At the start and end of the trial, the researchers assessed each participant’s social-communication skills using a standardized parent questionnaire called the Social Responsiveness Scale. The team used other tests to assess restricted and repetitive behaviors and responses to sensory stimuli, which served as secondary outcome measures. They also measured the participants’ brain waves, using electroencephalography (EEG), for use in future studies.
As a group, children taking bumetanide showed no more improvement in social skills than those taking the placebo, the researchers found. But the bumetanide group did show a statistically significant decrease in restricted and repetitive behaviors.
Additional analyses suggested that younger participants show more improvement in social communication and responsiveness than older participants, and that girls show more improvement in repetitive behaviors than boys do.
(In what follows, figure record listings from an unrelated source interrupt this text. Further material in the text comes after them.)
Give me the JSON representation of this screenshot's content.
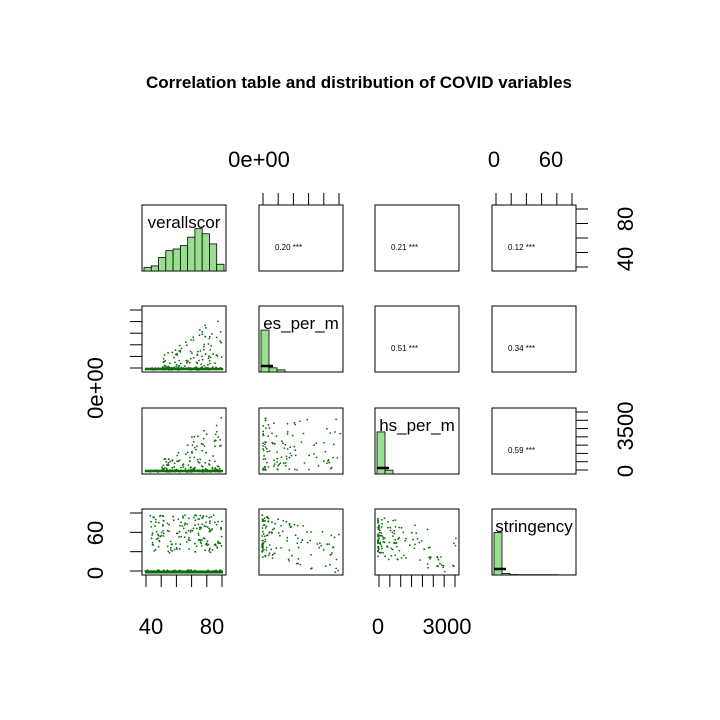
{
  "chart_data": {
    "type": "scatter",
    "title": "Correlation table and distribution of COVID variables",
    "variables": [
      "overallscore",
      "cases_per_m",
      "deaths_per_m",
      "stringency"
    ],
    "diagonal_labels": [
      "verallscor",
      "es_per_m",
      "hs_per_m",
      "stringency"
    ],
    "histogram_color": "#98e08f",
    "point_color": "#0a6e0a",
    "correlations": [
      {
        "row": 0,
        "col": 1,
        "label": "0.20 ***"
      },
      {
        "row": 0,
        "col": 2,
        "label": "0.21 ***"
      },
      {
        "row": 0,
        "col": 3,
        "label": "0.12 ***"
      },
      {
        "row": 1,
        "col": 2,
        "label": "0.51 ***"
      },
      {
        "row": 1,
        "col": 3,
        "label": "0.34 ***"
      },
      {
        "row": 2,
        "col": 3,
        "label": "0.59 ***"
      }
    ],
    "histograms": [
      {
        "var": "overallscore",
        "counts": [
          2,
          3,
          8,
          12,
          13,
          15,
          20,
          25,
          22,
          16,
          4
        ],
        "max": 26
      },
      {
        "var": "cases_per_m",
        "counts": [
          20,
          2,
          1,
          0,
          0,
          0,
          0,
          0,
          0,
          0
        ],
        "max": 21
      },
      {
        "var": "deaths_per_m",
        "counts": [
          22,
          2,
          0,
          0,
          0,
          0,
          0,
          0,
          0,
          0
        ],
        "max": 23
      },
      {
        "var": "stringency",
        "counts": [
          28,
          1,
          0.3,
          0.2,
          0.2,
          0.2,
          0.2,
          0.2,
          0.1,
          0.1
        ],
        "max": 29
      }
    ],
    "axis_labels": {
      "top": [
        {
          "col": 1,
          "ticks": [
            "0e+00"
          ]
        },
        {
          "col": 3,
          "ticks": [
            "0",
            "60"
          ]
        }
      ],
      "right": [
        {
          "row": 0,
          "ticks": [
            "40",
            "80"
          ]
        },
        {
          "row": 2,
          "ticks": [
            "0",
            "3500"
          ]
        }
      ],
      "left": [
        {
          "row": 1,
          "ticks": [
            "0e+00"
          ]
        },
        {
          "row": 3,
          "ticks": [
            "0",
            "60"
          ]
        }
      ],
      "bottom": [
        {
          "col": 0,
          "ticks": [
            "40",
            "80"
          ]
        },
        {
          "col": 2,
          "ticks": [
            "0",
            "3000"
          ]
        }
      ]
    }
  }
}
The study was published in July in the Journal of the American Academy of Child and Adolescent Psychiatry.
Stratifying participants:
The study’s design and enrollment criteria make it difficult to draw comparisons with previous work, says Yehezkel Ben-Ari, president and co-founder of French biotech firm Neurochlore, which owns the patent for bumetanide as an autism treatment.
Ben-Ari’s team reported in 2012 and again in 2017 that bumetanide leads to significant decreases in autism traits. But these studies measured the drug’s effects based primarily on a clinician’s impressions of autism severity, although one did assess parent ratings as a secondary measure. The previous studies also included children with lower cognitive abilities than the new study’s participants; among children with higher abilities, there may be less room to show improvements.
Even though the trial did not yield positive results in its primary outcome measure, it does suggest that bumetanide is still useful for certain people, especially those whose autism may be linked to an imbalance in chloride ions that affects GABA, Bruining says.
He and his team are analyzing the EEG data they collected to determine patterns of brain activity that predict a response to bumetanide. One such biomarker, he says, may be the excitation-inhibition ratio in the brain at a network level, as measured by brain wave oscillations2.
“Bumetanide has substantial, strong effects on brain oscillations,” Bruining says of a not-yet-published follow-up study. His goal is to identify specific patterns of brain oscillations that predict a person’s response to the drug.
Stratifying people by EEG could provide a clear and less subjective outcome measure for future bumetanide trials, Ben-Ari says. Clinical questionnaires can leave much room for interpretation, he says, but with EEG, “there’s nothing to debate.”